PARA SENTIRTE MEJOR, CUIDA TU SEGUNDO CEREBRO


Cerebro-intestino

PARA SENTIRTE MEJOR, CUIDA TU SEGUNDO CEREBRO

Cada vez con más frecuencia se escucha la frase “el intestino es el segundo cerebro” y es verdad. El intestino, al igual que el cerebro tiene gran cantidad de neuronas que forman una red llamada sistema nervioso entérico y que directamente se conecta con el cerebro y libera moléculas y hormonas que se encargan de regular nuestro organismo. Un ejemplo de esto es la producción de gran parte de la serotonina, la hormona del bienestar, y que se realiza en el intestino.

Por tanto, es importante cuidar tu segundo cerebro (intestino) si se quiere tener salud y bienestar.

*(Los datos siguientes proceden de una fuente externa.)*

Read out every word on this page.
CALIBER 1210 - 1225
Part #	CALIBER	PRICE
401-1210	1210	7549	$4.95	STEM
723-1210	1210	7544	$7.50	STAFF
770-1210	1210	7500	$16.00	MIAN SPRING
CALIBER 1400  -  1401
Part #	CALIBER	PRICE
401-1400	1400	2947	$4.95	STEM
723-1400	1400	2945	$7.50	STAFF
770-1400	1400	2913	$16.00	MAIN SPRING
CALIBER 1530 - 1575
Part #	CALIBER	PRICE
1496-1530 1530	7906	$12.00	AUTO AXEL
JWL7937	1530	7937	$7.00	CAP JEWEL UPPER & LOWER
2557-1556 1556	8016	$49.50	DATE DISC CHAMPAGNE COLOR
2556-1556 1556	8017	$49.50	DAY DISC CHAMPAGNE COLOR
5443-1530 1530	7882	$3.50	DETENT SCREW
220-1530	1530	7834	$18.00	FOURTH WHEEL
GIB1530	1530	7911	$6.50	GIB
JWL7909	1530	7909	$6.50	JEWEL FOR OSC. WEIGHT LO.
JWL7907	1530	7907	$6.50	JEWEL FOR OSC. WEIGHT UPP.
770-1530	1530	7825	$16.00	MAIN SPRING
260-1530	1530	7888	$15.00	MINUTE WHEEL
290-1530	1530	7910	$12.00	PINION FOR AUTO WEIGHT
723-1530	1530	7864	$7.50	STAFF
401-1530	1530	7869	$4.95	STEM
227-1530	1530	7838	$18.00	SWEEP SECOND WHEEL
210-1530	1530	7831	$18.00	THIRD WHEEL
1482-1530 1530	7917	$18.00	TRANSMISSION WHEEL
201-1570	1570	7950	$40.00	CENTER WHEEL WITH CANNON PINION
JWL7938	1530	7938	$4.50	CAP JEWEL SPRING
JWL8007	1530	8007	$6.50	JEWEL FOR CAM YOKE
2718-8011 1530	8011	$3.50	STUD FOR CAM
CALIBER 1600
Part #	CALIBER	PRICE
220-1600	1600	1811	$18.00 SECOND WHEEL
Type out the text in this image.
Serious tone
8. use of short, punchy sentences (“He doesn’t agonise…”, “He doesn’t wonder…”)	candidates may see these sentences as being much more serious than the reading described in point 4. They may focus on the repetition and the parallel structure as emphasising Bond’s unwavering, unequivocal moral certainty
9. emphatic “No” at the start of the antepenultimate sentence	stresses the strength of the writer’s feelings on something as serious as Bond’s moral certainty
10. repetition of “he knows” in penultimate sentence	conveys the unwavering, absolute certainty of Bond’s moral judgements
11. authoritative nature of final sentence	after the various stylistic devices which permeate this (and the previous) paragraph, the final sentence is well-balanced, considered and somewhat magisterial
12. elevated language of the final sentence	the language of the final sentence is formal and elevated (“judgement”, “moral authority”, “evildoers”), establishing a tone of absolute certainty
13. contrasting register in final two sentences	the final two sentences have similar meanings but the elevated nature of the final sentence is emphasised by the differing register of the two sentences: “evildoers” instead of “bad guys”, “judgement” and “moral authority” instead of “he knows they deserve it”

Y es que se ha visto que el intestino tiene una estrecha relación con el sistema inmunológico, tiene que ver mucho con las alergias, también con los estados de ánimo, en especial con la depresión e incluso, con el sobrepeso.

Si tienes una alimentación saludable, balanceada y variada y tienes además buenos hábitos como comer despacio y masticar bien, tu intestino te proporcionará bienestar, vitalidad y optimismo.

En cuanto a la relación entre el intestino y el peso se ha demostrado que personas con sobrepeso tienen una flora intestinal poca y de mala calidad, incluyendo niños.

¿Qué es la flora intestinal? Es un conjunto de bacterias que residen en el colon y que tienen como función actuar como defensas, evitando la entrada de gérmenes patógenos al interior de tu organismo y que además producen energía y vitaminas D y K, metabolizan los hidratos de carbono y absorben nutrientes como el calcio y el magnesio.

¿Qué se debe comer y qué se debe evitar para cuidar el intestino? ¡Vamos a verlo!

1) Los alimentos que son beneficiosos para mantener o en su caso aumentar las bacterias benéficas para el intestino son:

– Yogurt, porque aporta bacterias benéficas.

– Legumbres, verduras y frutas porque contienen fibra que es consumida por las bacterias beneficiosas y así pueden crecer y reproducirse.

– Cereales integrales, en poca cantidad.

– Espárragos, plátanos verdes, ciruelas, cebolla y ajo.

NO SE RECOMIENDAN las grasas como las de las carnes y embutidos, ni tampoco el azúcar en exceso. (azúcar de mesa o dulces).

2) Tener una buena hidratación, entre 1 ½ y 2 litros de agua al día.

3) Tener una alimentación lo más variada posible y principalmente con alimentos frescos como frutas y verduras y evitar los alimentos envasados.

4) Tener buenos hábitos de higiene: lavarse las manos antes de preparar cualquier alimento, así como antes de comer. Masticar bien y comer despacio.